Since the Investigatory Powers Act (2016) went into force last December, there have been a series of questions raised around individual privacy in the age of data retention and privacy breeches in the interest of “national security.” Along with the passing of this act was the decision of the European Court of Justice (ECJ) in December 2016 which ruled that the powers invested within the UK’s surveillance legislation were too wide and did not comply with EU law. Since last December, the UK government has been unclear what it would do in response to this ruling until last week.
On 30 November, Amber Rudd announced the changes to the new Investigatory Powers Act in response to the successful legal claim brought by Labour MP Tom Watson. Privacy has become a most essential principle in everyday life with the rising encroachment into our private lives, extremely common in the current surveillance economy, cyber security and the privacy of personal information is more and more valued today than at any time throughout history. The government now claims it will undertake a consultation on “further safeguards” potentially transferring the mandate of the Investigatory Powers Act (IPA) to a new independent body to authorise communications data requests.
What does this mean for those of us who want to maintain our privacy and security of all telephonic and online communications, but who also wish to go out with our mates without being stabbed or blown up? In this age where the media tells us that terrorist threats are imminent, how can we square our freedoms and privacy with the state’s need to safeguard?
It seems to me that the very definition of “serious crime” is left purposefully vague such that the “Request Filter,” ostensibly a powerful tool for the police to investigate retained data from search engine requests, could become a potential tool of abuse. Edward Snowdon has expressed similar sentiments about the IPA given his expertise in this field. While there are those who will maintain that the dangers of extremists warrant such spying measures, many are more skeptical about the necessity that government claims to need access to our data. They are aware exactly what is at stake and how fear can be used to make laws bend to the will of politicians.
Let’s not forget how fear was used to manipulate laws that heretofore were considered untouchable. For instance, after 9/11 the US government suspended habeas corpus in its “War on Terror.” On 13 November, 2001, through Presidential Military Order, the government maintained the power to detain non-citizens suspected of connection to terrorists or terrorism and classify them as “enemy combatants.” Habeas corpus had previously ensured that every person would only be allowed to be held with charges filed against him or her and with a hearing. The U.S. government manipulated the people with the forecast of more “terrorist attacks” and manufactured fear to run roughshod over the law. And it wasn’t much better under later administrations, to include the Obama administration where such loopholes were used for targeted assassinations.

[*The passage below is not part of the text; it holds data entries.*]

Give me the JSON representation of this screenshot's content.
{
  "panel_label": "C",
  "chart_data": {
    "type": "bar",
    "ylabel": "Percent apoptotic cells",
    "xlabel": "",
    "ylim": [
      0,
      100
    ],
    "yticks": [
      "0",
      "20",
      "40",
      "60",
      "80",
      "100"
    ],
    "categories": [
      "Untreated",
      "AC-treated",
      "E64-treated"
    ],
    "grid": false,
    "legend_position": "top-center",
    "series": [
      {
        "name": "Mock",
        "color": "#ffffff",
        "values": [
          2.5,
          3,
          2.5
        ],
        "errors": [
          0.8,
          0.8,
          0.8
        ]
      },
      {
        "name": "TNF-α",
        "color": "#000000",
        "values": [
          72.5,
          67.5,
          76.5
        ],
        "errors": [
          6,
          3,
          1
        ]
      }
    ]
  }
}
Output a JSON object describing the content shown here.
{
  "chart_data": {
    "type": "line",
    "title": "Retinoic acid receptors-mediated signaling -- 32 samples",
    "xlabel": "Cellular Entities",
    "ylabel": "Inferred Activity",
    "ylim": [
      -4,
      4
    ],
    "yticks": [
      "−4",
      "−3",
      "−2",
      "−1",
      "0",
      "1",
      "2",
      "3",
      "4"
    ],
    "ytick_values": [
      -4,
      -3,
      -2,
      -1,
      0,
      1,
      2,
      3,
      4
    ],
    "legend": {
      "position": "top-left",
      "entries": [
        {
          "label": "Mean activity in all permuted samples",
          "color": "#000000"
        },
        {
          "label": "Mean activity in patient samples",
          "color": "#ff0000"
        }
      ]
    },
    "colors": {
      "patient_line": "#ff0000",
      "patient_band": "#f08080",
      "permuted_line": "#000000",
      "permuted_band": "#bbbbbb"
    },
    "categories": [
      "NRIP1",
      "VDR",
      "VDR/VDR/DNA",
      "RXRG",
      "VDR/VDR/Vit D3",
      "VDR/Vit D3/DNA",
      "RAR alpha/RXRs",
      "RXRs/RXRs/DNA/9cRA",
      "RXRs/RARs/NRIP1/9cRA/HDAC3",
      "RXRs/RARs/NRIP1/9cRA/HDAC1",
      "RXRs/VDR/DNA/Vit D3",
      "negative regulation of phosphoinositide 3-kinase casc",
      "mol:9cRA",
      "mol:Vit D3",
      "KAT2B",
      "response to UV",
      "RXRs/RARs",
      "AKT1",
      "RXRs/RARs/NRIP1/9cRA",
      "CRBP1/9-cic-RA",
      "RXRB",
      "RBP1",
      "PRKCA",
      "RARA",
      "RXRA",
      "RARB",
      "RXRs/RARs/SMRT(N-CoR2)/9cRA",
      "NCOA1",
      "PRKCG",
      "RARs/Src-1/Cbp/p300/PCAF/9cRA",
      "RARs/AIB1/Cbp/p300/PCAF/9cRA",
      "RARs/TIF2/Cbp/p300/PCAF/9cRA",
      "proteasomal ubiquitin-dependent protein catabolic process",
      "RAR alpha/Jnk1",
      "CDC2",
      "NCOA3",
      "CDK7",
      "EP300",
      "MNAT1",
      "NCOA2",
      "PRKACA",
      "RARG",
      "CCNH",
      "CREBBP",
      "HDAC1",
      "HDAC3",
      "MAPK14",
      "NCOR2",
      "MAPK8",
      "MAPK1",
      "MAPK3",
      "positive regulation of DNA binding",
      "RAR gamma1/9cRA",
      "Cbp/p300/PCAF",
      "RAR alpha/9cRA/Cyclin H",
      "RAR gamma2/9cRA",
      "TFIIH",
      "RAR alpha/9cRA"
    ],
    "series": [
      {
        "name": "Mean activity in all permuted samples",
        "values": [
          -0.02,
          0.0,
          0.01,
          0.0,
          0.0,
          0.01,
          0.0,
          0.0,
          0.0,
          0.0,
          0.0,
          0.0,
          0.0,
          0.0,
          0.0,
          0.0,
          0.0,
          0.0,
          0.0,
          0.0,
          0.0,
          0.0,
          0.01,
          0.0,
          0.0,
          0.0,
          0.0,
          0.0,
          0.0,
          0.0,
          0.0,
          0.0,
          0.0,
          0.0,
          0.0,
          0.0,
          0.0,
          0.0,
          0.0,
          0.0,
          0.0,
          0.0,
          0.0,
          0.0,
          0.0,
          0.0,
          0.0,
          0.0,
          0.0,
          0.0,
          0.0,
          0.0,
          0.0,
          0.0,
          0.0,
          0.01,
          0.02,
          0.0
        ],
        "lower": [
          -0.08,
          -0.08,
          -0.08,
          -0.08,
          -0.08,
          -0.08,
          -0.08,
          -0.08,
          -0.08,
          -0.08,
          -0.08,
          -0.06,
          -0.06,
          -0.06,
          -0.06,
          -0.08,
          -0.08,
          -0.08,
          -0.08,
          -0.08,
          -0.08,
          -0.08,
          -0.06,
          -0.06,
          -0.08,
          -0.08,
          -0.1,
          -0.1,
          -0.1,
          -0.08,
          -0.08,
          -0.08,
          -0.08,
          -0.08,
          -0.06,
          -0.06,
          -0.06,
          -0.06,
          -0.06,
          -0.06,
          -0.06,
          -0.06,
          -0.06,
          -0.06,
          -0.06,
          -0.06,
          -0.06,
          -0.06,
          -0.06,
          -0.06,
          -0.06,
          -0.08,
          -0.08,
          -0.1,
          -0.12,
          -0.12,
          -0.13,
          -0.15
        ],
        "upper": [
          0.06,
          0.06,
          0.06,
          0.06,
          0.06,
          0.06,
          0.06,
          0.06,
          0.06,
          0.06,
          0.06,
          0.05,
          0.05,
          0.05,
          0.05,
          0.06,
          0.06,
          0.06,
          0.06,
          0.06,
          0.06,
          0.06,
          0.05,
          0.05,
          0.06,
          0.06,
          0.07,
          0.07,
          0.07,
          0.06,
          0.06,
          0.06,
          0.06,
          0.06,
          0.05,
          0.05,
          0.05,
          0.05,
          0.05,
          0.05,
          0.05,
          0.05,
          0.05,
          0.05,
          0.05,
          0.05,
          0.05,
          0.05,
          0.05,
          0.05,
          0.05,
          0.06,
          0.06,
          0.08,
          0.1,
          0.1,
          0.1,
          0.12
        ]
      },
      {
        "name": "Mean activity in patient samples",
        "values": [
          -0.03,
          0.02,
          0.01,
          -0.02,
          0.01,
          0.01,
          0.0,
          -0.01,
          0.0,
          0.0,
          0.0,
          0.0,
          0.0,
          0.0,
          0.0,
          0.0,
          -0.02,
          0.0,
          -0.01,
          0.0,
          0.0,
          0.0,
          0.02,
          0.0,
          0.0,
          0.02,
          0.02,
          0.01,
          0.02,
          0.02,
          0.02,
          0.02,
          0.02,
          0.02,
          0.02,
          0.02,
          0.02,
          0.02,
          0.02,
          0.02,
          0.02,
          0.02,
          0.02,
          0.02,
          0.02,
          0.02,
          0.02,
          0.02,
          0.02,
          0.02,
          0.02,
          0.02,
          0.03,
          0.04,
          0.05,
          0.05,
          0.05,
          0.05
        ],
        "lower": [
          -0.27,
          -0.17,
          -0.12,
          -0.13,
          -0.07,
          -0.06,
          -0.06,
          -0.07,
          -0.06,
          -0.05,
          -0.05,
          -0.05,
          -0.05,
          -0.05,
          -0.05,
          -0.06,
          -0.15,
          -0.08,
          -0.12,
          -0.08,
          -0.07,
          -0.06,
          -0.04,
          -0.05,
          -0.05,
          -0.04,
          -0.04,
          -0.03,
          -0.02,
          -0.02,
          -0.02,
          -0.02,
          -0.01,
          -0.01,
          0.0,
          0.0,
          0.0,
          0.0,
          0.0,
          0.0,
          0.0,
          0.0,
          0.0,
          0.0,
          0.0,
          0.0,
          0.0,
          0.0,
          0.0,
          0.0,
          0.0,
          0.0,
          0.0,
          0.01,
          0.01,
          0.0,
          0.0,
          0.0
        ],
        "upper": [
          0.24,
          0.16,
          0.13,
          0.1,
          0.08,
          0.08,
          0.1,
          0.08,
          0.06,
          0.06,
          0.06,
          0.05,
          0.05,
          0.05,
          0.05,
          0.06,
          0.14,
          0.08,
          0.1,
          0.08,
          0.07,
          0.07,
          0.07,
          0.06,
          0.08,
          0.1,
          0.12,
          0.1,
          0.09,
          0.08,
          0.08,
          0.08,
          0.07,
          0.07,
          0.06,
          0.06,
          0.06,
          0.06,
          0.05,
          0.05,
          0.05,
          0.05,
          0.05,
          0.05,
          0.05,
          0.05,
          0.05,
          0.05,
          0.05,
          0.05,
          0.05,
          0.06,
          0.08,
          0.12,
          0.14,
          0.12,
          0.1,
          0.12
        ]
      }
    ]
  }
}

So what is at stake for the IPA as it stands under the proposed changes? First, there are many professions for which privacy is considered sacrosanct between people: journalists and their sources, doctors and their patients, and anyone working in scientific fields where privacy is paramount. But let’s just take the profession of journalism here for a moment. The IPA most definitely poses a challenge to the freedom of the press if it means that anything that journalists research and write about might be lifted from their devices and/or their computers and mobiles taken away from them for an indefinite time period.
Also of interest is that in the attempt to make us feel “safer” such laws actually make our information less safe. For instance, if served with an official notice, companies would be forced to remove encryption from their servers and even to redesign their systems in order to allow access to law enforcement, ultimately weakening the security of their clients.
The final result of such a policy is that people will be distrustful of their computer equipment simply because everyone is at risk, anyone can be hacked. There are virtually no checks and balances as proposed by Amber Rudd and this worries many analysts. Many are making comparisons to Stasi-esque forms of surveillance and others are speaking out about the threat to academic freedom that this law poses.
Mandela once stated that, “[T]o be free is not merely to cast off one’s chains, but to live in a way that respects and enhances the freedom of others.” We must push our MPs to look towards freedom rather than the oppressive force of fear.